The trunk’s original purpose of ‘packing fashions’ is a concept Louis Vuitton plays with, subverts and supersizes. There is the Takashi Murakami-designed, 2007 Marilyn Trunk – an enormous trunk bearing 33 bags, which sold for a staggering $500,000. In 2019, the brand launched the Sneaker Trunk, an imposing piece in Monogram Eclipse canvas, with double doors and 14 separate sections for one’s favourite sneakers – each fronted with a transparent, monogrammed window, for easy admiring.

There are scaled-down designs, too, namely a tiny set of trunks made in 1936. These bijou creations were designed not for Princesses Elizabeth and Margaret of England, but for their dolls, France and Marianne, as part of an impressive ambassadorial wardrobe that included miniature outfits and accessories by Lanvin, Cartier and Hermès. 

Though some trunks are filled with objects designed to charm and amuse, others open to reveal great masterpieces. In 1924, the house created a trunk for French gallerist René Gimpel, so he could take important paintings to clients around the world. In 2018, Vuitton reprised this historic tradition when they designed a trunk to transport Johannes Vermeer’s precious artwork, The Milkmaid, from Amsterdam’s Rijksmuseum to an exhibition at Ueno Royal Museum in Tokyo. Inside, a yellow interior mirrored the main colours featured in the masterpiece.

One kind of specially-designed trunk was not commissioned but rather gifted to loyal clients, a tradition upheld from 1910 to the early 1980s. Instead of sending an ordinary bouquet of flowers, Georges and Gaston-Louis Vuitton would send theirs in a monogram canvas-covered planter trunk, its interior protected from water and humidity by a zinc tub.
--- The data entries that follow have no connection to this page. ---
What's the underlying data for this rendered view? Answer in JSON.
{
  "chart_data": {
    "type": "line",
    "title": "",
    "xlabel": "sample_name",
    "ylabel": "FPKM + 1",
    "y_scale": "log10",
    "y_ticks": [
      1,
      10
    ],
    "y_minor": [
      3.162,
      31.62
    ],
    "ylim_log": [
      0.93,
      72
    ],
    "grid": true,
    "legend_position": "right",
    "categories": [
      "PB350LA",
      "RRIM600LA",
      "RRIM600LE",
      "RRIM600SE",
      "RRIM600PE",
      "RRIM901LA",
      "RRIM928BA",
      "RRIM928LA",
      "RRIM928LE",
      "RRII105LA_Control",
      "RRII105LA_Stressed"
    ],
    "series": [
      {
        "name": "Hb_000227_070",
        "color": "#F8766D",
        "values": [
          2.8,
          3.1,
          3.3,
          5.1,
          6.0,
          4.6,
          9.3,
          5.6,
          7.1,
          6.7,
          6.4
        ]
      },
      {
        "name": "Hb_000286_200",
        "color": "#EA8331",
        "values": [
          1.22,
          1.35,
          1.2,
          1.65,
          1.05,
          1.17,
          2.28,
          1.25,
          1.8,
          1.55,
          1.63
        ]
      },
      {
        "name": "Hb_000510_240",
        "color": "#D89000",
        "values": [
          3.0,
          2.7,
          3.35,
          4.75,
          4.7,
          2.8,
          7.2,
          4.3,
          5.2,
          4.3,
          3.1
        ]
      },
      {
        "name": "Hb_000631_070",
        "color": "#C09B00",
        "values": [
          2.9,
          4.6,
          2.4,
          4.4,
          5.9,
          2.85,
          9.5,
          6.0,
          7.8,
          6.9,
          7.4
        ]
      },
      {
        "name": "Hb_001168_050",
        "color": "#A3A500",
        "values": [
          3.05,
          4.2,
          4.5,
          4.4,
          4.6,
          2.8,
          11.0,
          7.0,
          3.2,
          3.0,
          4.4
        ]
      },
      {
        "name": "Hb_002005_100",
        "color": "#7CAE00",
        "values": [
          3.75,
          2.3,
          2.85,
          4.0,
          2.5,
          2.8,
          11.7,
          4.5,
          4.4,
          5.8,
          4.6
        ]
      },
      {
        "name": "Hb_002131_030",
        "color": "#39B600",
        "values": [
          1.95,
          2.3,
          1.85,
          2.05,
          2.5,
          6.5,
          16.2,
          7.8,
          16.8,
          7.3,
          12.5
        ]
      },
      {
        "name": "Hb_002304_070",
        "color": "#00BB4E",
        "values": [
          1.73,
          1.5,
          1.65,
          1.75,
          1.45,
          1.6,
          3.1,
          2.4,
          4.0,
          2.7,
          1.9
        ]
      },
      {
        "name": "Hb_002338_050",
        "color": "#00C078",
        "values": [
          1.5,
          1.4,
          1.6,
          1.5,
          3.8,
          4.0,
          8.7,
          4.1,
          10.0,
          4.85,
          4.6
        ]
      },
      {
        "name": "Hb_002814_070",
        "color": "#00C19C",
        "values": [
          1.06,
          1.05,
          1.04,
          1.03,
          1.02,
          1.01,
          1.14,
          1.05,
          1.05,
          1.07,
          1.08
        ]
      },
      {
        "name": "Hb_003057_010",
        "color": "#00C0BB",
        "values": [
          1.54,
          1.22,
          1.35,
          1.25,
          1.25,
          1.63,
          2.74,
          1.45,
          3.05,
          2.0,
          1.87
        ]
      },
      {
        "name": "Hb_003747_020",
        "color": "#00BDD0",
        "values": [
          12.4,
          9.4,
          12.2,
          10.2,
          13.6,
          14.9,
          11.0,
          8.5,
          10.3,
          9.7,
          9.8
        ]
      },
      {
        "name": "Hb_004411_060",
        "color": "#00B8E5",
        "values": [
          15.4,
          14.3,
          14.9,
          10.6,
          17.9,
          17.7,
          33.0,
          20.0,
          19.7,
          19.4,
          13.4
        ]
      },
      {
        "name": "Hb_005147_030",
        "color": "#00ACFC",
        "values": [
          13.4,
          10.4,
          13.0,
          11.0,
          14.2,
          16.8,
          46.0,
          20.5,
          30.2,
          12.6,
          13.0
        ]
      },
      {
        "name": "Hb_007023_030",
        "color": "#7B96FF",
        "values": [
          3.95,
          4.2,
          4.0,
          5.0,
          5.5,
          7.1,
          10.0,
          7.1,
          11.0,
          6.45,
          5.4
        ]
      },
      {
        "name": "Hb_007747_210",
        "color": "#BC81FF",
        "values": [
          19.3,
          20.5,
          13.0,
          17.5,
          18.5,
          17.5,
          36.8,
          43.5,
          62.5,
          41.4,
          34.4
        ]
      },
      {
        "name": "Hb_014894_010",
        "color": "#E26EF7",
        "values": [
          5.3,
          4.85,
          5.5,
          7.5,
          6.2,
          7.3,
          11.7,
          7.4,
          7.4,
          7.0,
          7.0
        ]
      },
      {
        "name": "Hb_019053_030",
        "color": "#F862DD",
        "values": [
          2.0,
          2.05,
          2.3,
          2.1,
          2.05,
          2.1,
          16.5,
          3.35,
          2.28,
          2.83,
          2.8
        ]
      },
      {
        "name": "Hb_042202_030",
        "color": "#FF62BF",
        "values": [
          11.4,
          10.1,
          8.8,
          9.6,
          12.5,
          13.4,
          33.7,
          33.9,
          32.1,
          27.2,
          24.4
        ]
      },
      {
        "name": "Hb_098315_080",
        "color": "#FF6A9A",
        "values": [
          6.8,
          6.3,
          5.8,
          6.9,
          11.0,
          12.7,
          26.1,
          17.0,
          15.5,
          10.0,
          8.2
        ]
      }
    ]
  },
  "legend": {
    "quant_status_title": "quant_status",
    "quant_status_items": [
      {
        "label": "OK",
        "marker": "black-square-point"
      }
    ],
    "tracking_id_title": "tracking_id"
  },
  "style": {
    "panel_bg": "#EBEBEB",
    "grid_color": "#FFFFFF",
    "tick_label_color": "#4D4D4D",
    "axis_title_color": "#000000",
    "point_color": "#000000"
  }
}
After the blooms perished, the lucky recipients could use the trunk to store jewellery, or as a cigarette case.

‘No dream is too large or object too complex’, says Louis Vuitton of its bespoke trunks. If you can think of an object, it’s likely the house’s dedicated Special-Order workshop has concocted a trunk dedicated to its storage and/or transportation. Trunks have been made for watercolour paints, billiard cues, record collections, birthday cakes, tea sets, Christmas decorations and even exactly 1,000 cigars. One avid collector even commissioned a custom piece with the sole function of storing his children’s baby teeth.

How about a trunk containing an entire party? Your wish is Vuitton’s command. Last year, they introduced the Party Trunk, a fully-stocked home bar and entertainment centre, complete with a plated silver ice bucket and Monogram disco ball. Inside, there’s space for 30 bottles and a smoke machine. Not your average house party.

In case you were wondering whether Louis Vuitton’s signature trunks are still fit for travel, the brand’s current exhibition – a travelling tribute to the house’s founder for his bicentenary birthday – is proof. ‘200 Trunks, 200 Visionaries’ was first unveiled last year in Asnières-sur-Seine, France, and has since voyaged to Singapore’s Marina Bay, Los Angeles and New York, where it currently resides. There, you can see, experience and even listen to physical and digital trunks, from Marc Jacobs’ Stephen Sprouse graffiti trunk – a nod to the former Creative Director’s bestselling bags – to a strap-bound trunk by architect Peter Marino, created as a new challenge to Houdini. There is even a 200-track jukebox trunk by British DJ and producer Benji B. That’s the thing with Vuitton trunks – you never know what treasures you’ll find inside.